У меня же зародилось подозрение, что в Сореллиной толщине тоже отчасти материализовалась фантазия. В плане биологическом валы и загогули ее телес производили сильнейшее впечатление. По сути же своей она была женщина положительная, всецело преданная мужу и сыну. Никто не отрицал таланта Фонштейна; однако мозговым центром деловых операций была Сорелла. Впрочем, Фонштейн и без моих советов догадался американизироваться. Из четы с приличным достатком они объединенными усилиями превратились в настоящих богачей. Приобрели дом к востоку от Принстона[45], ближе к Атлантическому океану, пеклись об образовании сына, а летом, когда он уезжал в лагерь, путешествовали. Сорелла, некогда преподавательница французского, любила ездить в Европу. Более того, ей пофартило найти себе мужа родом из Европы.

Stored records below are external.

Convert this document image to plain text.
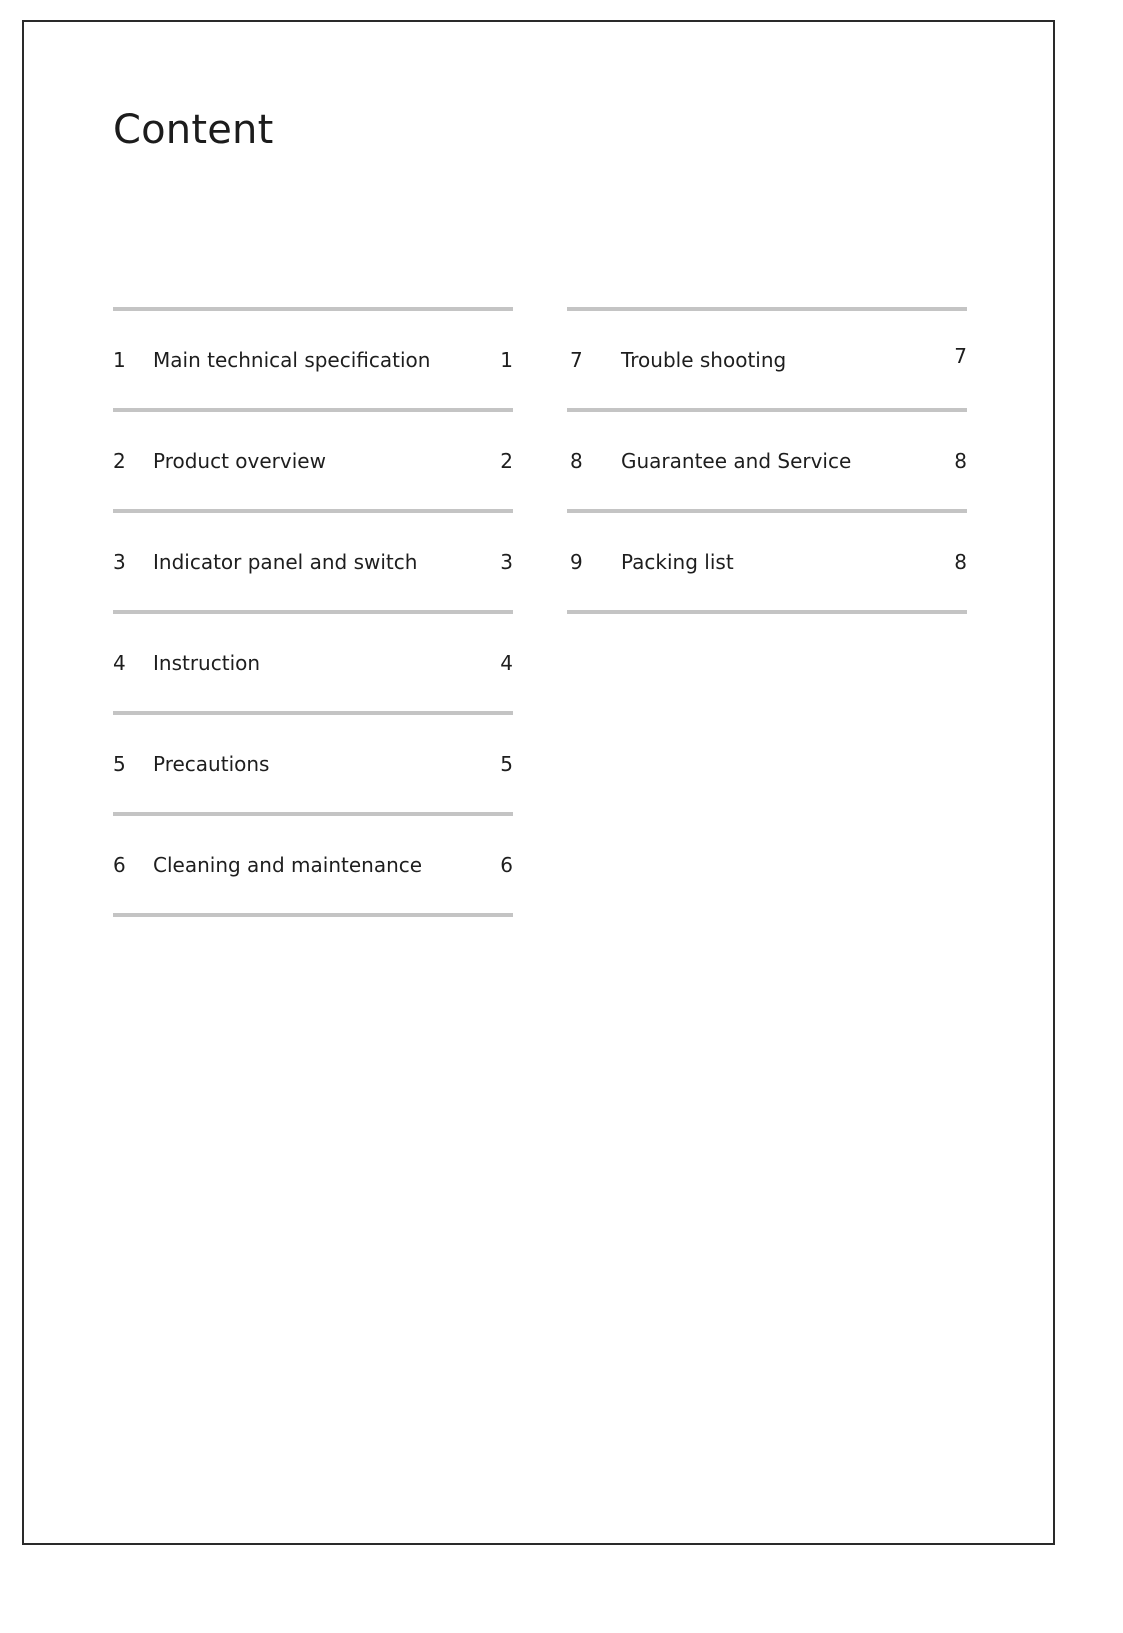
Content
1 Main technical specification	1
2 Product overview	2
3 Indicator panel and switch	3
4 Instruction	4
5 Precautions	5
6 Cleaning and maintenance	6
7 Trouble shooting	7
8 Guarantee and Service	8
9 Packing list	8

В конце пятидесятых годов они поехали в Израиль, и волею судеб дела привели в Израиль и меня. Израильтяне — а у них по части культуры чего только не было — пригласили меня открыть у них институт памяти.
И тут-то в вестибюле «Царя Давида» я и столкнулся с Фонштейнами.
— Сто лет тебя не видел, — сказал Фонштейн.
И правда, я переехал в Филадельфию и женился на девице из Мэйн-Лайна[46]. Мы поселились в роскошном особняке с садом постройки аж 1817 года за оградой и лестницей, его фотография была даже помещена в журнале «Американское наследство». Мои отец умер; его вдова переехала жить к племяннице. Я почти не виделся со старухой, и мне пришлось справиться о ней у Фонштейнов. За последние десять лет я практически не поддерживал связи с Фонштейнами, если не считать одного разговора по телефону об их одаренном отпрыске.
В этом году они отправили его на лето в лагерь для научных вундеркиндов.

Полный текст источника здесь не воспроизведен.